I’m imagining some accountant trying to explain to Pablo Escobar that he just laundered fifty million dollars of his money by buying non-fungible tokens.

I understand that an NFT is a way of registering an allegedly ‘certified unique’ item of artwork in a public ledger (the blockchain). This is done by generating a unique number, a ‘cryptographic hash’, that is related to the digital file of the artwork, and then logging that in the ledger.

Okay, fine. But there’s one thing that I’ve never been able to get a straight answer to…

What prevents me from making a bit-for-bit copy of the file? Such an identical copy would have the same cryptographic hash, right? Then there would be two files out there referenced by the unique entry in the public ledger.

The artwork is not (necessarily) unique. The receipt associated with the artwork is unique.

Yeah, it’s as dumb as it sounds.

Addendum, because I thought about your question a bit more and I think I understand better what you’re asking: One component of the NFT is identifying where the associated asset is stored. So if you make an identical copy of the source and put it somewhere else, it won’t be hashed the same way.

In other words, the uniqueness of the asset is irrelevant. What’s unique is that the NFT points to a particular instance of the asset. (This is simplified, but not by much.)

This doesn’t make it any less dumb.

For those unaware the ‘Line Goes Up’ video covers not just the technology and mechanics of how crypto and NFTs work but also the history, culture and the ‘market’ around those things as well.

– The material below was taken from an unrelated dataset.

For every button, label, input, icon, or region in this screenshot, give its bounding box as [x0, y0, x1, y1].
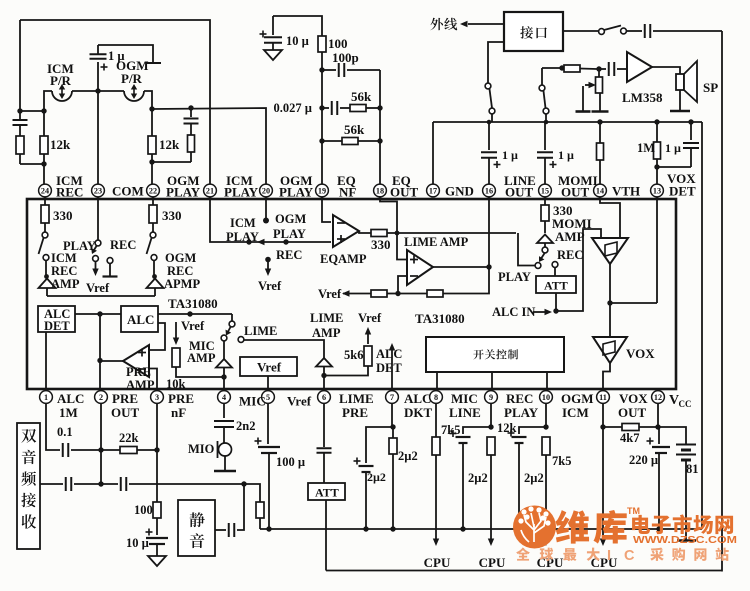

The presenter also details his brushes with actual NFT groups and explores the cult like fervor that seems to have taken hold in the ecosystem. He also talks about offshoot projects that grew out of NFT’s like the ‘play to earn’ games that have popped up in various places. (Just about one of the scummiest things I think I’ve ever seen.)

Could it be shorter? Probably yeah. You could probably cut 20 to 30 minutes out of it and not really lose anything. And if your just interested in the mechanics you can stop after the first 30 minutes or so. It really is a fascinating exploration of the entire phenomenon if you don’t mind the time sink. It plays like a full on documentary.

Final addendum: I realize too late that I’m in Factual Questions and I shouldn’t be editorializing. In anticipation of a possible mod note, I apologize, and please mentally redact my opinions as not relevant. The other stuff stands.

I don’t really understand NFT’s but I do have at least some understanding of copyright. I’m doubtful that what you say here is totally or practically correct.

Owning an NFT does not inherently confer copyright ownership. However, if (say) an artist produced an image and sold you an NFT of it, they could also sell you the copyright in that thing (or provide you with a licence conferring certain rights) with the NFT acting a means of proving your rights. If they did so, then (a) they couldn’t sue you for using it and (b) you may be able to sue someone else for using it.

Further, in the absence of a (distinctly odd) explicit arrangement to the contrary, if an artist sells you an NFT of an image “to use on your website” it would be implied by law that they have licenced you to use that image on your website and they couldn’t sue you for doing so. That isn’t an inherent feature of an NFT as such, but it is an inherent feature of dealing with IP in the manner you propose, involving an NFT.

Pro tip: he talks slow, so watch it at 1.5X normal speed (use your < and > keys to change the playback speed); your total viewing time drops to 90 minutes, and he’s still completely understandable.

That’s external to the NFT system. Without it the NFT system is nothing but buying real estate on the moon, or naming a star after your mom.

True but not very relevant. The process of selling an e-book also has no inherent copyright effect. However, implied copyrights nonetheless arise

So if you move the file, the NFT breaks?

Typically, yes. The NFT is actually of the URL of the file. They don’t even store a hash of the image, which would at least give you some proof of “ownership” if the link broke. But you don’t even get that.

I vaguely wonder if the people buying NFTs are even old enough to remember when people carefully curated their web bookmark lists, only to find years later that almost all of them are broken.